Afin de préserver l’équilibre financier des collectivités, **Catherine Vautrin** a mis en avant l’idée d’une « participation possible au fait de vivre dans la ville ou le village ». Cette phrase, volontairement floue, laisse entrevoir la nécessité d’un nouveau mécanisme de financement. En soulignant que **rien n’est gratuit**, elle insiste sur l’importance d’une contribution de chacun pour assurer le bon fonctionnement des services publics, sans toutefois spécifier la nature de cette contribution.

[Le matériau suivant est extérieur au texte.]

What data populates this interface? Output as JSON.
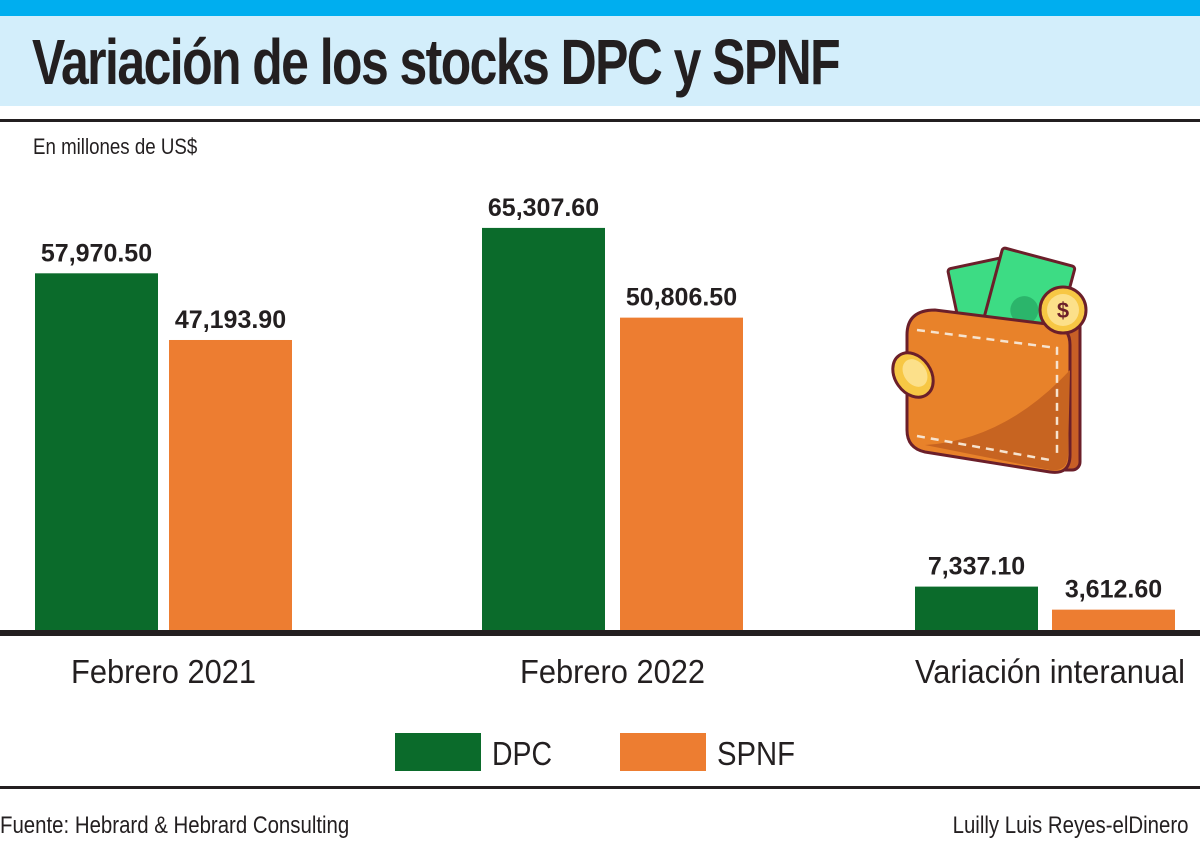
{
  "chart_data": {
    "type": "bar",
    "title": "Variación de los stocks DPC y SPNF",
    "subtitle": "En millones de US$",
    "categories": [
      "Febrero 2021",
      "Febrero 2022",
      "Variación interanual"
    ],
    "series": [
      {
        "name": "DPC",
        "color": "#0b6b2b",
        "values": [
          57970.5,
          65307.6,
          7337.1
        ],
        "labels": [
          "57,970.50",
          "65,307.60",
          "7,337.10"
        ]
      },
      {
        "name": "SPNF",
        "color": "#ed7d31",
        "values": [
          47193.9,
          50806.5,
          3612.6
        ],
        "labels": [
          "47,193.90",
          "50,806.50",
          "3,612.60"
        ]
      }
    ],
    "xlabel": "",
    "ylabel": "",
    "ylim": [
      0,
      80000
    ],
    "grid": false,
    "legend_position": "bottom-center"
  },
  "footer": {
    "source": "Fuente: Hebrard & Hebrard Consulting",
    "credit": "Luilly Luis Reyes-elDinero"
  }
}
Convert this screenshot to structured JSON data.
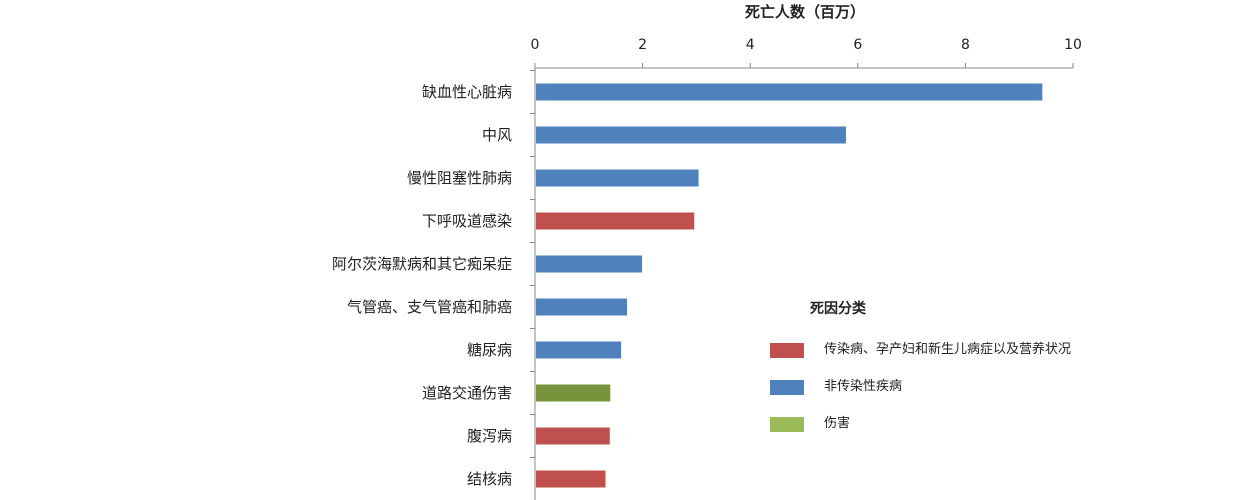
{
  "colors": {
    "communicable": "#c0504d",
    "noncommunicable": "#4f81bd",
    "injury": "#77933c",
    "injury_legend": "#9bbb59",
    "axis": "#888888",
    "text": "#222222"
  },
  "chart_data": {
    "type": "bar",
    "orientation": "horizontal",
    "title": "死亡人数（百万）",
    "xlim": [
      0,
      10
    ],
    "x_ticks": [
      "0",
      "2",
      "4",
      "6",
      "8",
      "10"
    ],
    "categories": [
      "缺血性心脏病",
      "中风",
      "慢性阻塞性肺病",
      "下呼吸道感染",
      "阿尔茨海默病和其它痴呆症",
      "气管癌、支气管癌和肺癌",
      "糖尿病",
      "道路交通伤害",
      "腹泻病",
      "结核病"
    ],
    "values": [
      9.43,
      5.78,
      3.04,
      2.96,
      1.99,
      1.71,
      1.6,
      1.4,
      1.39,
      1.31
    ],
    "groups": [
      "noncommunicable",
      "noncommunicable",
      "noncommunicable",
      "communicable",
      "noncommunicable",
      "noncommunicable",
      "noncommunicable",
      "injury",
      "communicable",
      "communicable"
    ],
    "grid": false
  },
  "legend": {
    "title": "死因分类",
    "items": [
      {
        "key": "communicable",
        "label": "传染病、孕产妇和新生儿病症以及营养状况"
      },
      {
        "key": "noncommunicable",
        "label": "非传染性疾病"
      },
      {
        "key": "injury_legend",
        "label": "伤害"
      }
    ]
  }
}
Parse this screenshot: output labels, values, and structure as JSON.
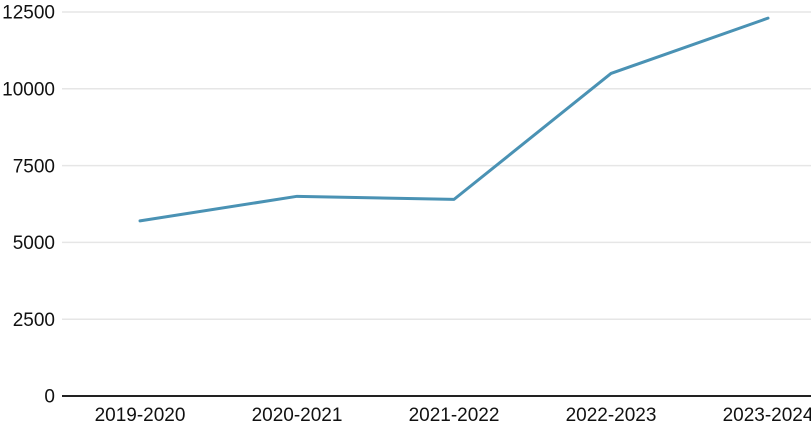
{
  "chart_data": {
    "type": "line",
    "title": "",
    "xlabel": "",
    "ylabel": "",
    "categories": [
      "2019-2020",
      "2020-2021",
      "2021-2022",
      "2022-2023",
      "2023-2024"
    ],
    "values": [
      5700,
      6500,
      6400,
      10500,
      12300
    ],
    "ylim": [
      0,
      12500
    ],
    "yticks": [
      0,
      2500,
      5000,
      7500,
      10000,
      12500
    ],
    "grid": true,
    "legend": false,
    "colors": {
      "line": "#4a92b4",
      "gridline": "#e6e6e6",
      "axis": "#222222",
      "text": "#111111",
      "background": "#ffffff"
    }
  }
}
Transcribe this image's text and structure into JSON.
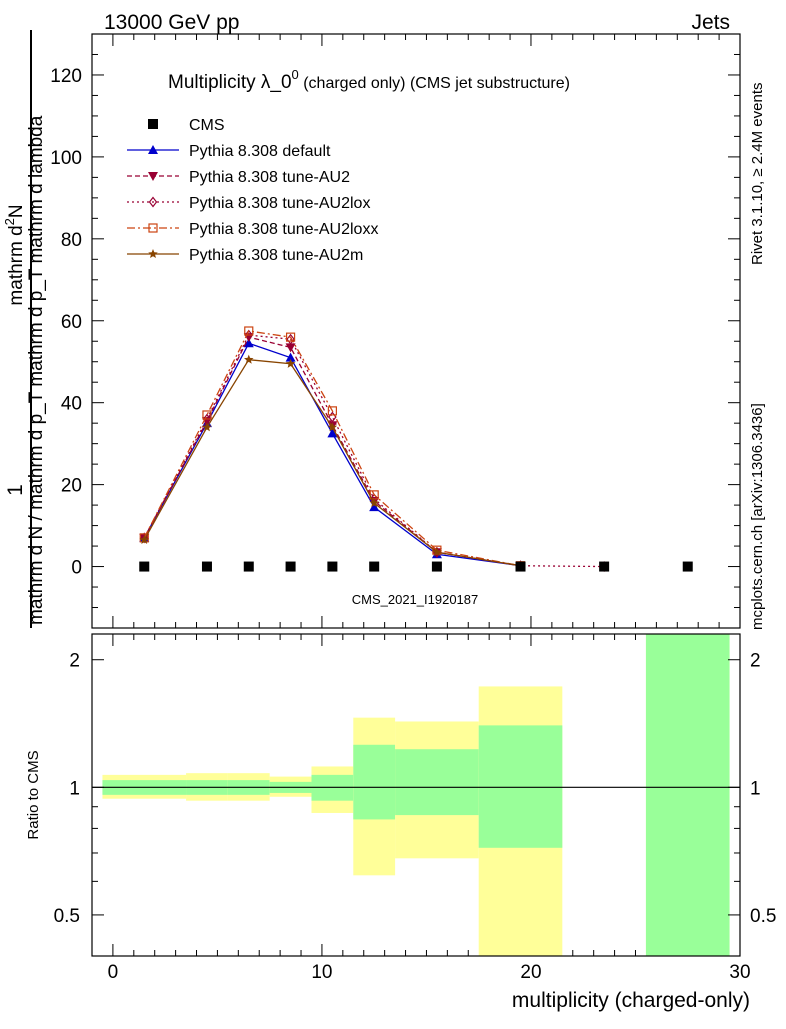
{
  "header": {
    "left": "13000 GeV pp",
    "right": "Jets"
  },
  "side": {
    "rivet": "Rivet 3.1.10, ≥ 2.4M events",
    "mcplots": "mcplots.cern.ch [arXiv:1306.3436]"
  },
  "chart_data": {
    "type": "line",
    "title": "Multiplicity λ_0",
    "title_sup": "0",
    "title_suffix": " (charged only) (CMS jet substructure)",
    "watermark": "CMS_2021_I1920187",
    "xlabel": "multiplicity (charged-only)",
    "ylabel_top": "mathrm d",
    "ylabel_top_sup": "2",
    "ylabel_top_rest": "N",
    "ylabel_bottom": "mathrm d N / mathrm d p_T mathrm d p_T mathrm d lambda",
    "ylabel_one": "1",
    "ratio_ylabel": "Ratio to CMS",
    "xlim": [
      -1,
      30
    ],
    "ylim": [
      -15,
      130
    ],
    "xticks": [
      0,
      10,
      20,
      30
    ],
    "yticks": [
      0,
      20,
      40,
      60,
      80,
      100,
      120
    ],
    "ratio_ylim": [
      0.4,
      2.3
    ],
    "ratio_yticks": [
      "0.5",
      "1",
      "2"
    ],
    "ratio_ytick_values": [
      0.5,
      1,
      2
    ],
    "data": {
      "name": "CMS",
      "x": [
        1.5,
        4.5,
        6.5,
        8.5,
        10.5,
        12.5,
        15.5,
        19.5,
        23.5,
        27.5
      ],
      "y": [
        0,
        0,
        0,
        0,
        0,
        0,
        0,
        0,
        0,
        0
      ]
    },
    "series": [
      {
        "name": "Pythia 8.308 default",
        "color": "#0000cc",
        "marker": "triangle-up",
        "dash": "solid",
        "x": [
          1.5,
          4.5,
          6.5,
          8.5,
          10.5,
          12.5,
          15.5,
          19.5
        ],
        "y": [
          7,
          35,
          54.5,
          51,
          32.5,
          14.5,
          3,
          0.2
        ]
      },
      {
        "name": "Pythia 8.308 tune-AU2",
        "color": "#990033",
        "marker": "triangle-down",
        "dash": "5,3",
        "x": [
          1.5,
          4.5,
          6.5,
          8.5,
          10.5,
          12.5,
          15.5,
          19.5
        ],
        "y": [
          7,
          35.5,
          56,
          53.5,
          34.5,
          16,
          3.5,
          0.2
        ]
      },
      {
        "name": "Pythia 8.308 tune-AU2lox",
        "color": "#990033",
        "marker": "diamond",
        "dash": "2,3",
        "x": [
          1.5,
          4.5,
          6.5,
          8.5,
          10.5,
          12.5,
          15.5,
          19.5,
          23.5
        ],
        "y": [
          7,
          36,
          56.5,
          55.5,
          36.5,
          16.5,
          3.5,
          0.2,
          0
        ]
      },
      {
        "name": "Pythia 8.308 tune-AU2loxx",
        "color": "#cc4411",
        "marker": "square-open",
        "dash": "8,3,2,3",
        "x": [
          1.5,
          4.5,
          6.5,
          8.5,
          10.5,
          12.5,
          15.5,
          19.5
        ],
        "y": [
          7,
          37,
          57.5,
          56,
          38,
          17.5,
          4,
          0.2
        ]
      },
      {
        "name": "Pythia 8.308 tune-AU2m",
        "color": "#884400",
        "marker": "star",
        "dash": "solid",
        "x": [
          1.5,
          4.5,
          6.5,
          8.5,
          10.5,
          12.5,
          15.5,
          19.5
        ],
        "y": [
          6.5,
          34,
          50.5,
          49.5,
          34,
          15.5,
          3.5,
          0.2
        ]
      }
    ],
    "ratio_bands": [
      {
        "x0": -0.5,
        "x1": 3.5,
        "yellow": [
          0.94,
          1.07
        ],
        "green": [
          0.96,
          1.04
        ]
      },
      {
        "x0": 3.5,
        "x1": 5.5,
        "yellow": [
          0.93,
          1.08
        ],
        "green": [
          0.96,
          1.04
        ]
      },
      {
        "x0": 5.5,
        "x1": 7.5,
        "yellow": [
          0.93,
          1.08
        ],
        "green": [
          0.96,
          1.04
        ]
      },
      {
        "x0": 7.5,
        "x1": 9.5,
        "yellow": [
          0.95,
          1.06
        ],
        "green": [
          0.97,
          1.03
        ]
      },
      {
        "x0": 9.5,
        "x1": 11.5,
        "yellow": [
          0.87,
          1.12
        ],
        "green": [
          0.93,
          1.07
        ]
      },
      {
        "x0": 11.5,
        "x1": 13.5,
        "yellow": [
          0.62,
          1.46
        ],
        "green": [
          0.84,
          1.26
        ]
      },
      {
        "x0": 13.5,
        "x1": 17.5,
        "yellow": [
          0.68,
          1.43
        ],
        "green": [
          0.86,
          1.23
        ]
      },
      {
        "x0": 17.5,
        "x1": 21.5,
        "yellow": [
          0.35,
          1.73
        ],
        "green": [
          0.72,
          1.4
        ]
      },
      {
        "x0": 25.5,
        "x1": 29.5,
        "yellow": [
          0.35,
          2.3
        ],
        "green": [
          0.35,
          2.3
        ]
      }
    ],
    "colors": {
      "yellow": "#ffff99",
      "green": "#99ff99"
    }
  }
}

« Il n’y a rien de gratuit. »

Pour l’instant, les discussions sont encore en cours, et les collectivités doivent attendre avant d’en savoir plus sur de potentielles réformes fiscales.

« Ce point ne sera en tout état de cause pas inscrit dans ce budget. (…) Je souhaite ouvrir une concertation avec les élus locaux début 2025. »

L’avis de l’Association des maires ruraux de France

Le président de l’**AMRF**, **Michel Fournier**, a réagi rapidement aux déclarations de la ministre. En tant que maire des Voivres, dans les Vosges, il s’est montré favorable à l’idée d’une contribution calculée en fonction des ressources de chaque ménage, plutôt que sur la valeur locative, comme c’était précédemment le cas avec la **taxe d’habitation**.

« non plus sur la valeur locative, comme c’était le cas avec la taxe d’habitation, mais sur les revenus. »

Reconnaissant que le retour de la **taxe d’habitation** sur les résidences principales est à écarter, **Michel Fournier** estime que les citoyens doivent néanmoins contribuer selon leurs capacités financières. Cette vision souligne un équilibre à atteindre entre les exigences croissantes des citoyens en matière de services publics et les **ressources financières** disponibles pour y faire face.

« Tout un chacun, quelle que soit sa situation, participe à la vie de sa collectivité. »

Il rappelle également que les communes, confrontées à une réduction de leurs moyens, doivent néanmoins répondre à des attentes de plus en plus élevées de la part de leurs habitants. Pour cela, il est essentiel d’accepter de financer les services publics via un système fiscal adéquat.

En somme, l’avenir de la **fiscalité locale** et la question du financement des **services publics** seront des sujets cruciaux lors des prochaines concertations entre le gouvernement et les élus locaux.